Экономическая политика для промышленника

— Недавно вам удалось пролоббировать ускоренный возврат НДС по экспортным контрактам. Вы занимались этим многие годы, и недавно был подписан соответствующий указ.

— Мы рады, что законопроект принят, но надо посмотреть, как закон будет работать. Сейчас, очевидно, есть проблемы с бюджетом, и понятно, что поставлена задача бюджет собирать, поэтому игроки стали относиться к друг другу жестче. Надо посмотреть на правоприменение, месяцев шесть-восемь.

— Сейчас много говорят о поддержке несырьевого экспорта. У вас как активного экспортера есть еще идеи, что можно улучшить, чтобы простимулировать рентабельность несырьевого экспорта для российских производителей?

— Есть. Смотрите, какая ситуация. Когда я экспортирую товар из Италии в Марокко, например, я подписываю соглашение об отсрочке платежа. Мы приходим в страховую компанию — «Гермес», «Кафас» — и получаем страховку на 85 процентов суммы. Отгружаем товар, проходит два месяца, клиент не платит. Мы идем в страховую компанию, и она возмещает деньги. Мы теряем всего 15 процентов.
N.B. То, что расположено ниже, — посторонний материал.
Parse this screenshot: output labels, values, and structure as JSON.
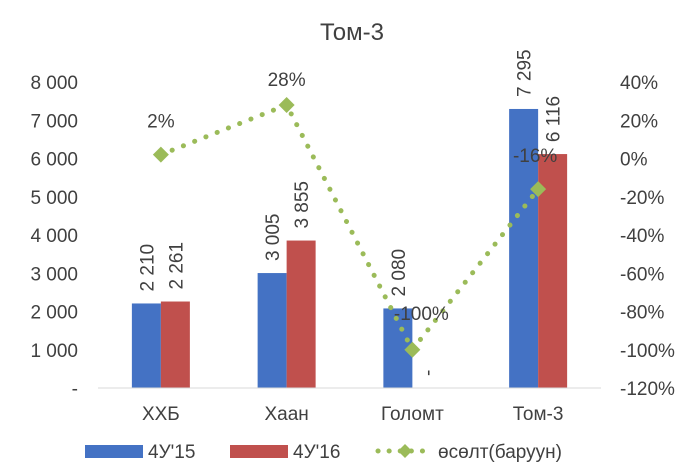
{
  "chart_data": {
    "type": "bar",
    "title": "Том-3",
    "categories": [
      "ХХБ",
      "Хаан",
      "Голомт",
      "Том-3"
    ],
    "series": [
      {
        "name": "4У'15",
        "type": "bar",
        "color": "#4472C4",
        "values": [
          2210,
          3005,
          2080,
          7295
        ],
        "labels": [
          "2 210",
          "3 005",
          "2 080",
          "7 295"
        ]
      },
      {
        "name": "4У'16",
        "type": "bar",
        "color": "#C0504D",
        "values": [
          2261,
          3855,
          0,
          6116
        ],
        "labels": [
          "2 261",
          "3 855",
          "-",
          "6 116"
        ]
      },
      {
        "name": "өсөлт(баруун)",
        "type": "line",
        "axis": "right",
        "color": "#9BBB59",
        "line_style": "dotted",
        "marker": "diamond",
        "values": [
          2,
          28,
          -100,
          -16
        ],
        "labels": [
          "2%",
          "28%",
          "-100%",
          "-16%"
        ]
      }
    ],
    "y_left": {
      "min": 0,
      "max": 8000,
      "step": 1000,
      "tick_labels": [
        "-",
        "1 000",
        "2 000",
        "3 000",
        "4 000",
        "5 000",
        "6 000",
        "7 000",
        "8 000"
      ]
    },
    "y_right": {
      "min": -120,
      "max": 40,
      "step": 20,
      "tick_labels": [
        "-120%",
        "-100%",
        "-80%",
        "-60%",
        "-40%",
        "-20%",
        "0%",
        "20%",
        "40%"
      ]
    },
    "grid": false,
    "legend": "bottom"
  }
}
В российской практике не так. Мы подписываем контракт с той же компанией из Марокко. Точно так же в страховой компании мы страхуем 85 процентов и получаем их, если клиент не заплатил. Но история не закончилась. Приходит валютный контроль и говорит: у вас 100 процентов неполученной выручки, их надо компенсировать. И получается, что у меня не 15 процентов убытка, как в Италии, а 115.

— Почему 100 процентов неполученной выручки? Вам же страховая вернула.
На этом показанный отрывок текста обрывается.